“Cretinos digitais”: proibir uso de IA não resolve

Nenhum professor quer formar “cretinos digitais”, tal como nenhum estudante ambiciona sê-lo. A solução não está em fingir que a tecnologia não existe, mas em integrá-la de forma crítica e exigente.

O manifesto de académicos que pede a proibição da inteligência artificial nas universidades, invocando o risco de transformar alunos em “cretinos digitais”, parte de uma inquietação legítima. Porém, chega a uma conclusão errada. A preocupação com a perda de autonomia intelectual, de capacidade crítica e de pensamento próprio é real e deve ser levada a sério. No entanto, e é importante sublinhar isto várias vezes, acreditar que estes problemas se resolvem proibindo uma tecnologia é não só ingénuo como contraproducente.

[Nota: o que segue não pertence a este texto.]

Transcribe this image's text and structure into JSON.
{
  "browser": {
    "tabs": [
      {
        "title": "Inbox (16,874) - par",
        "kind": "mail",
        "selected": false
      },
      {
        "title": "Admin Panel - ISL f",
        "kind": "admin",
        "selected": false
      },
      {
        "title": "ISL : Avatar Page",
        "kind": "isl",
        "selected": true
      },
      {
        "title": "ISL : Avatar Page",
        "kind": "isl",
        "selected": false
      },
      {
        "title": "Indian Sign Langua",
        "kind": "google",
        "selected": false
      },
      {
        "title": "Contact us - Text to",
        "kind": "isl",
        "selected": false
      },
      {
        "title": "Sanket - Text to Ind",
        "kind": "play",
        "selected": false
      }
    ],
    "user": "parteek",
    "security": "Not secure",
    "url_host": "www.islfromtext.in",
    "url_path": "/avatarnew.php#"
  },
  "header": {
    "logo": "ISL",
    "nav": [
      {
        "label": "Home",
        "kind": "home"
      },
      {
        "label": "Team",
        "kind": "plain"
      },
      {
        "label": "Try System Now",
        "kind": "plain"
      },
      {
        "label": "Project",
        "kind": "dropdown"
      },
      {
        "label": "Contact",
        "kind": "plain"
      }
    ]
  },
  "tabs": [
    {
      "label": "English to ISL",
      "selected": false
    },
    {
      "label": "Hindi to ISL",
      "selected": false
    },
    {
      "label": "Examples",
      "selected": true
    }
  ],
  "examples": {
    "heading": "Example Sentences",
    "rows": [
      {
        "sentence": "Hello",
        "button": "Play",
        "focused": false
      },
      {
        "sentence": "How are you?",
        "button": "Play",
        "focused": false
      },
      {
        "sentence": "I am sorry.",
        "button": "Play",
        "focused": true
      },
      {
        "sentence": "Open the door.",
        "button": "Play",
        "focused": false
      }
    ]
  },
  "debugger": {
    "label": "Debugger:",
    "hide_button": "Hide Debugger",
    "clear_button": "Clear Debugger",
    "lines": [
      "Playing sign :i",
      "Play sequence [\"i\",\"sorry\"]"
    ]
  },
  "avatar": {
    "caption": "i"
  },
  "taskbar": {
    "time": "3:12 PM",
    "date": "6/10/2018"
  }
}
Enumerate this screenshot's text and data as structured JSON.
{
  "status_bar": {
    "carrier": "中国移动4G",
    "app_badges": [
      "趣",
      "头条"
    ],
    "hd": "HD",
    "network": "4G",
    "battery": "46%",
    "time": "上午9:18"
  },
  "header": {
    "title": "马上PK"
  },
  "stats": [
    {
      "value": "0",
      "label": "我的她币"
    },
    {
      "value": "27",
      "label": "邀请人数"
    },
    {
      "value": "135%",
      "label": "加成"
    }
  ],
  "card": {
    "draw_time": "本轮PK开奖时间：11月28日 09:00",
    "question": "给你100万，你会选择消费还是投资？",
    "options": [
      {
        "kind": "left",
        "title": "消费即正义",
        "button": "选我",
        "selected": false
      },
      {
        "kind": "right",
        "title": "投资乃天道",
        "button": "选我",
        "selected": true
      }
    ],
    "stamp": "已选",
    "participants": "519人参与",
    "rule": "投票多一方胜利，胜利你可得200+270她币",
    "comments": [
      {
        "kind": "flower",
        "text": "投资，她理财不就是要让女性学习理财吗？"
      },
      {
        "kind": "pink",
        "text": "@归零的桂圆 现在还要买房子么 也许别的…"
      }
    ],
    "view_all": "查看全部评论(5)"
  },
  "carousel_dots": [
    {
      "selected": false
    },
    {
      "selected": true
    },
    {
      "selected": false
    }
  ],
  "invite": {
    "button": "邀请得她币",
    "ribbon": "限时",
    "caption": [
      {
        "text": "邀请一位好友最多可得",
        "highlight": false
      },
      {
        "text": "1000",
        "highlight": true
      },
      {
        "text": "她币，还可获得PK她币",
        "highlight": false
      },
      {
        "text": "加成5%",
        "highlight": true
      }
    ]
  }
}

A inteligência artificial não é um instrumento circunscrito ao espaço universitário. Ela está já integrada na vida quotidiana, no trabalho, na administração pública, na criação cultural, nas empresas e, inevitavelmente, no estudo feito em casa ou em qualquer outro lugar. Proibi-la dentro das universidades não impede o seu uso; apenas empurra esse uso para fora do espaço académico, onde deixa de ser discutido, enquadrado e criticado. A universidade, que devia ser o lugar privilegiado para pensar a tecnologia, acabaria por abdicar desse papel.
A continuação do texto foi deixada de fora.